There's a moment when playing Destiny, when you look out into the distance. You see the beautiful world around you and just marvel at it. That moment is a microcosm of the game as a whole. That world looks beautiful and you want desperately to explore it, but you can't go beyond the built-in boundaries. In a game that does so much right, Destiny falls slightly short of achieving its potential.
Destiny comes from Bungie, the makers of the immensely popular original Halo trilogy. Destiny has become the best-selling new game in history. Bungie merges the sci-fi, first person shooter (FPS) elements of Halo with some massively multiplayer online (MMO) elements of World of Warcraft. Your character is a nameless Guardian, revived from death after an undetermined period of time in the middle of a post-collapse society in the distant future. You're tasked with fighting off "the Darkness," the enemy of "The Traveler," a foreign being who protects the last city on Earth. It is the Traveler who arrived and pushed Earth into a "Golden Age" that lasted until the Darkness nearly wiped everything out.
If the plot sounds confusing and boring that's because it is. Bungie falls short on the plot and story. One of the major characters in the plot has no name, but is simply known as "the Stranger" and offers vague comments that tease a greater story. Bungie created a companion app that helps fill out the backstory, but Destiny acts as nothing more than a prologue.

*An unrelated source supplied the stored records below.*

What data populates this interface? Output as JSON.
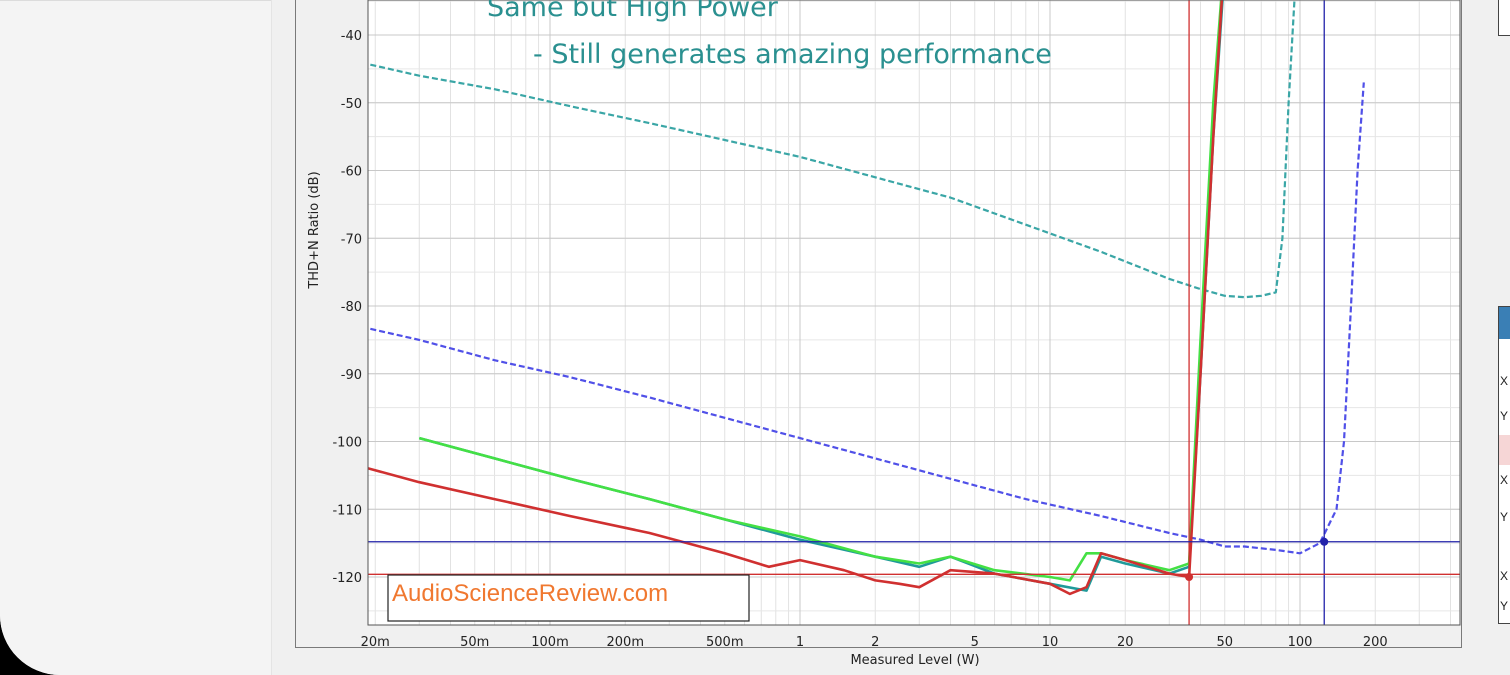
{
  "chart_data": {
    "type": "line",
    "title": "",
    "annotations": [
      {
        "text": "Same but High Power",
        "color": "#2a9090"
      },
      {
        "text": "- Still generates amazing performance",
        "color": "#2a9090"
      }
    ],
    "watermark": "AudioScienceReview.com",
    "xlabel": "Measured Level (W)",
    "ylabel": "THD+N Ratio (dB)",
    "x_scale": "log",
    "xlim": [
      0.015,
      350
    ],
    "ylim": [
      -127,
      -30
    ],
    "x_ticks": [
      {
        "value": 0.02,
        "label": "20m"
      },
      {
        "value": 0.05,
        "label": "50m"
      },
      {
        "value": 0.1,
        "label": "100m"
      },
      {
        "value": 0.2,
        "label": "200m"
      },
      {
        "value": 0.5,
        "label": "500m"
      },
      {
        "value": 1,
        "label": "1"
      },
      {
        "value": 2,
        "label": "2"
      },
      {
        "value": 5,
        "label": "5"
      },
      {
        "value": 10,
        "label": "10"
      },
      {
        "value": 20,
        "label": "20"
      },
      {
        "value": 50,
        "label": "50"
      },
      {
        "value": 100,
        "label": "100"
      },
      {
        "value": 200,
        "label": "200"
      }
    ],
    "y_ticks": [
      {
        "value": -40,
        "label": "-40"
      },
      {
        "value": -50,
        "label": "-50"
      },
      {
        "value": -60,
        "label": "-60"
      },
      {
        "value": -70,
        "label": "-70"
      },
      {
        "value": -80,
        "label": "-80"
      },
      {
        "value": -90,
        "label": "-90"
      },
      {
        "value": -100,
        "label": "-100"
      },
      {
        "value": -110,
        "label": "-110"
      },
      {
        "value": -120,
        "label": "-120"
      }
    ],
    "grid": true,
    "series": [
      {
        "color": "#3aa6a6",
        "dash": true,
        "width": 2.2,
        "x": [
          0.015,
          0.03,
          0.06,
          0.12,
          0.25,
          0.5,
          1,
          2,
          4,
          8,
          16,
          30,
          40,
          50,
          60,
          70,
          80,
          85,
          90,
          95,
          100
        ],
        "y": [
          -43.5,
          -46,
          -48,
          -50.5,
          -53,
          -55.5,
          -58,
          -61,
          -64,
          -68,
          -72,
          -76,
          -77.5,
          -78.5,
          -78.7,
          -78.5,
          -78,
          -70,
          -50,
          -35,
          -28
        ]
      },
      {
        "color": "#5050e8",
        "dash": true,
        "width": 2.2,
        "x": [
          0.015,
          0.03,
          0.06,
          0.12,
          0.25,
          0.5,
          1,
          2,
          4,
          8,
          16,
          30,
          40,
          50,
          60,
          80,
          100,
          120,
          140,
          150,
          160,
          170,
          180
        ],
        "y": [
          -82.5,
          -85,
          -88,
          -90.5,
          -93.5,
          -96.5,
          -99.5,
          -102.5,
          -105.5,
          -108.5,
          -111,
          -113.5,
          -114.5,
          -115.5,
          -115.5,
          -116,
          -116.5,
          -115,
          -110,
          -100,
          -80,
          -60,
          -47
        ]
      },
      {
        "color": "#1f9a9a",
        "dash": false,
        "width": 2.6,
        "x": [
          0.03,
          0.06,
          0.12,
          0.25,
          0.5,
          1,
          2,
          3,
          4,
          6,
          10,
          14,
          16,
          20,
          30,
          36,
          40,
          45,
          50
        ],
        "y": [
          -99.5,
          -102.5,
          -105.5,
          -108.5,
          -111.5,
          -114.5,
          -117,
          -118.5,
          -117,
          -119.5,
          -121,
          -122,
          -117,
          -118,
          -119.5,
          -118.5,
          -90,
          -55,
          -30
        ]
      },
      {
        "color": "#44e044",
        "dash": false,
        "width": 2.6,
        "x": [
          0.03,
          0.06,
          0.12,
          0.25,
          0.5,
          1,
          2,
          3,
          4,
          6,
          10,
          12,
          14,
          16,
          20,
          30,
          36,
          40,
          45,
          50
        ],
        "y": [
          -99.5,
          -102.5,
          -105.5,
          -108.5,
          -111.5,
          -114,
          -117,
          -118,
          -117,
          -119,
          -120,
          -120.5,
          -116.5,
          -116.5,
          -117.5,
          -119,
          -118,
          -85,
          -50,
          -28
        ]
      },
      {
        "color": "#d03030",
        "dash": false,
        "width": 2.6,
        "x": [
          0.015,
          0.03,
          0.06,
          0.12,
          0.25,
          0.5,
          0.75,
          1,
          1.5,
          2,
          2.5,
          3,
          4,
          6,
          10,
          12,
          14,
          16,
          20,
          30,
          36,
          40,
          45,
          50
        ],
        "y": [
          -103,
          -106,
          -108.5,
          -111,
          -113.5,
          -116.5,
          -118.5,
          -117.5,
          -119,
          -120.5,
          -121,
          -121.5,
          -119,
          -119.5,
          -121,
          -122.5,
          -121.5,
          -116.5,
          -117.5,
          -119.5,
          -120,
          -90,
          -55,
          -28
        ]
      }
    ],
    "cursors": {
      "vertical": [
        {
          "x": 36,
          "color": "#d03030"
        },
        {
          "x": 125,
          "color": "#2222aa"
        }
      ],
      "horizontal": [
        {
          "y": -114.8,
          "color": "#2222aa"
        },
        {
          "y": -119.6,
          "color": "#d03030"
        }
      ],
      "markers": [
        {
          "x": 36,
          "y": -120,
          "color": "#d03030"
        },
        {
          "x": 125,
          "y": -114.8,
          "color": "#2222aa"
        }
      ]
    }
  },
  "right_panel": {
    "letters": [
      "X",
      "Y",
      "X",
      "Y",
      "X",
      "Y"
    ]
  }
}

Your main companion is a tiny robot, a Ghost, voiced by Peter Dinklage (thus called Dinklebot). Bungie created Cortana for Halo, arguably the greatest A.I. companion, and Dinklebot falls well short of Cortana'a benchmark. Bungie forgot the number one rule of A.I. companionship: you don't make the robot robotic. Dinklage's delivery is too robotic and lacks life.
It's not the plot or characters that draw you into the game, because you don't care about them at all. However, the gameplay is what keeps you coming back.
Destiny plays as one of the best FPS in recent memory (with a few fun moments of third-person action thrown in too). The controls are tight and fluid. It plays a lot like Halo, which is a really good thing.
As expected from a Bungie product, the score and visuals are nothing short of spectacular. The game looks and sounds amazing.
The MMO element isn't as perfected. The strike missions, where you team up with two others, are great and the online multiplayer is fun. The multiplayer is a little shallow, but Bungie has said they'll keep it fresh throughout. Destiny relies heavily on a loot system to acquire and upgrade guns and gear. It's both frustrating and rewarding. The loot drops, the good ones at least, are rare and you often feel like you deserve more. But when you get that legendary gun helmet, it is a great feeling. The lack of a true matchmaking system for strikes and raids is sorely missed.
Bungie has promised constant new activities and events to keep the game fresh and to get players to keep coming back. They need those desperately, because the game gets repetitive quickly. The gameplay is great, but replaying the same missions over and over gets boring. On top of that, the missions that are different are structured the same. Fight this wave of enemies, wait for Dinklebot to slowly decode something, take down this huge boss and so on.
On the bright side, the enemies vary greatly. There are four difference races and each have different strengths, weakness, attacks and defenses. They aren't simply clones of each other, which help keep things fresh.
Destiny does a lot of things well, but the lack of a plot and excess repetition prevents it from becoming legend (as its tagline says). But it is ultimately a great experience with the potential to keep users come back for more. Destiny is a victim of its own hype in many ways, but it is a fun experience and that's what you ultimately want out of a video game.